Von Vent (1896m) sind es noch circa zwei Stunden Gehzeit zum Tagesetappenziel, der Martin-Busch-Hütte (2500m). Zur Hütte hinauf führt durchgängig ein breit angelegter Weg, der sich nur wenig steil den Berg hochschlängelt und der auch vereinzelt von einem Jeep zur Hüttenbewirtschaftung genutzt wird. Für unbefugte Fahrzeuge ist er jedoch gesperrt.

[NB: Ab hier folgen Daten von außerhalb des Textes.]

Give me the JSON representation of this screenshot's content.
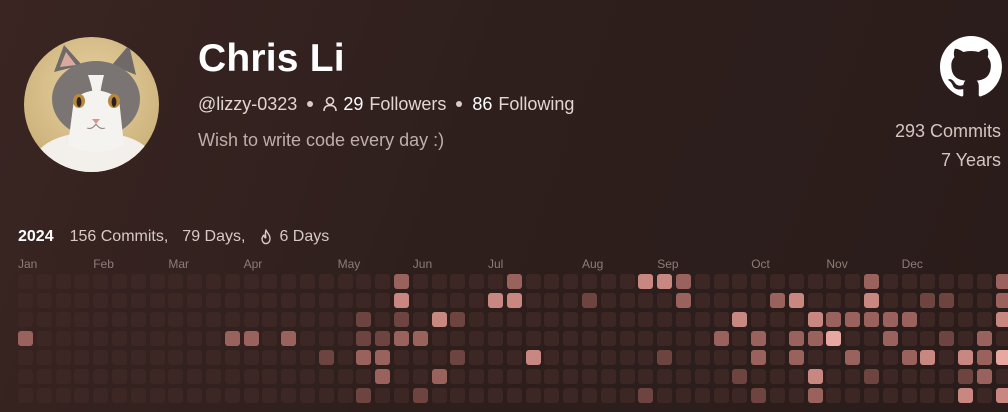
{
  "profile": {
    "name": "Chris Li",
    "handle": "@lizzy-0323",
    "followers_count": "29",
    "followers_label": "Followers",
    "following_count": "86",
    "following_label": "Following",
    "bio": "Wish to write code every day :)"
  },
  "stats": {
    "commits": "293 Commits",
    "years": "7 Years"
  },
  "summary": {
    "year": "2024",
    "commits": "156 Commits,",
    "days": "79 Days,",
    "streak": "6 Days"
  },
  "calendar": {
    "months": [
      {
        "label": "Jan",
        "week": 0
      },
      {
        "label": "Feb",
        "week": 4
      },
      {
        "label": "Mar",
        "week": 8
      },
      {
        "label": "Apr",
        "week": 12
      },
      {
        "label": "May",
        "week": 17
      },
      {
        "label": "Jun",
        "week": 21
      },
      {
        "label": "Jul",
        "week": 25
      },
      {
        "label": "Aug",
        "week": 30
      },
      {
        "label": "Sep",
        "week": 34
      },
      {
        "label": "Oct",
        "week": 39
      },
      {
        "label": "Nov",
        "week": 43
      },
      {
        "label": "Dec",
        "week": 47
      }
    ],
    "weeks": 53,
    "level_colors": [
      "#3c2725",
      "#6e4440",
      "#9a625c",
      "#c98781",
      "#e8a8a2"
    ],
    "active_cells": [
      [
        0,
        3,
        2
      ],
      [
        11,
        3,
        2
      ],
      [
        12,
        3,
        2
      ],
      [
        14,
        3,
        2
      ],
      [
        16,
        4,
        1
      ],
      [
        18,
        2,
        1
      ],
      [
        18,
        3,
        1
      ],
      [
        18,
        4,
        2
      ],
      [
        18,
        6,
        1
      ],
      [
        19,
        3,
        1
      ],
      [
        19,
        4,
        2
      ],
      [
        19,
        5,
        2
      ],
      [
        20,
        0,
        2
      ],
      [
        20,
        1,
        3
      ],
      [
        20,
        2,
        1
      ],
      [
        20,
        3,
        2
      ],
      [
        21,
        3,
        2
      ],
      [
        21,
        6,
        1
      ],
      [
        22,
        2,
        3
      ],
      [
        22,
        5,
        2
      ],
      [
        23,
        2,
        1
      ],
      [
        23,
        4,
        1
      ],
      [
        25,
        1,
        3
      ],
      [
        26,
        0,
        2
      ],
      [
        26,
        1,
        3
      ],
      [
        27,
        4,
        3
      ],
      [
        30,
        1,
        1
      ],
      [
        33,
        0,
        3
      ],
      [
        33,
        6,
        1
      ],
      [
        34,
        0,
        3
      ],
      [
        34,
        4,
        1
      ],
      [
        35,
        0,
        2
      ],
      [
        35,
        1,
        2
      ],
      [
        37,
        3,
        2
      ],
      [
        38,
        2,
        3
      ],
      [
        38,
        5,
        1
      ],
      [
        39,
        3,
        2
      ],
      [
        39,
        4,
        2
      ],
      [
        39,
        6,
        1
      ],
      [
        40,
        1,
        2
      ],
      [
        41,
        1,
        3
      ],
      [
        41,
        3,
        2
      ],
      [
        41,
        4,
        2
      ],
      [
        42,
        2,
        3
      ],
      [
        42,
        3,
        2
      ],
      [
        42,
        5,
        3
      ],
      [
        42,
        6,
        2
      ],
      [
        43,
        2,
        2
      ],
      [
        43,
        3,
        4
      ],
      [
        44,
        2,
        2
      ],
      [
        44,
        4,
        2
      ],
      [
        45,
        0,
        2
      ],
      [
        45,
        1,
        3
      ],
      [
        45,
        2,
        2
      ],
      [
        45,
        5,
        1
      ],
      [
        46,
        2,
        2
      ],
      [
        46,
        3,
        2
      ],
      [
        47,
        2,
        2
      ],
      [
        47,
        4,
        2
      ],
      [
        48,
        1,
        1
      ],
      [
        48,
        4,
        3
      ],
      [
        49,
        1,
        1
      ],
      [
        49,
        3,
        1
      ],
      [
        50,
        4,
        3
      ],
      [
        50,
        5,
        1
      ],
      [
        50,
        6,
        3
      ],
      [
        51,
        3,
        2
      ],
      [
        51,
        4,
        2
      ],
      [
        51,
        5,
        2
      ],
      [
        52,
        0,
        2
      ],
      [
        52,
        1,
        2
      ],
      [
        52,
        2,
        3
      ],
      [
        52,
        4,
        4
      ],
      [
        52,
        6,
        3
      ]
    ]
  }
}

Auf dem Weg zog sich der Himmel leider immer weiter zu. Diese Etappe war mit Abstand am stärksten frequentiert. Ganze italienische Großfamilien kamen an diesem Tag aus der entgegengesetzten Richtung und flüchteten wohl vor dem drohenden Gewitter hinab ins Tal.

Der Anblick der in Wolken verhüllten Gipfel weckt unterschiedliche Gefühle: Die sich ändernde Wetterlage bedeutet einerseits eine sich ankündigende Herausforderung der Natur. Andererseits birgt sie die Gefahr, die Tour aus Vernunftsgründen nicht wie ursprünglich geplant durchführen zu können…

Auf der gemütlich eingerichteten Martin-Busch-Hütte gibt es einen köstlichen Kaiserschmarrn. Die Bewirtung ist sehr nett und hat immer den aktuellsten Wetterbericht für den nächsten Tag parat: “Ah joa, da putzt doa Zähn‘ und da isst doa Müsli und dann gehst’ hoit ‘naufi!”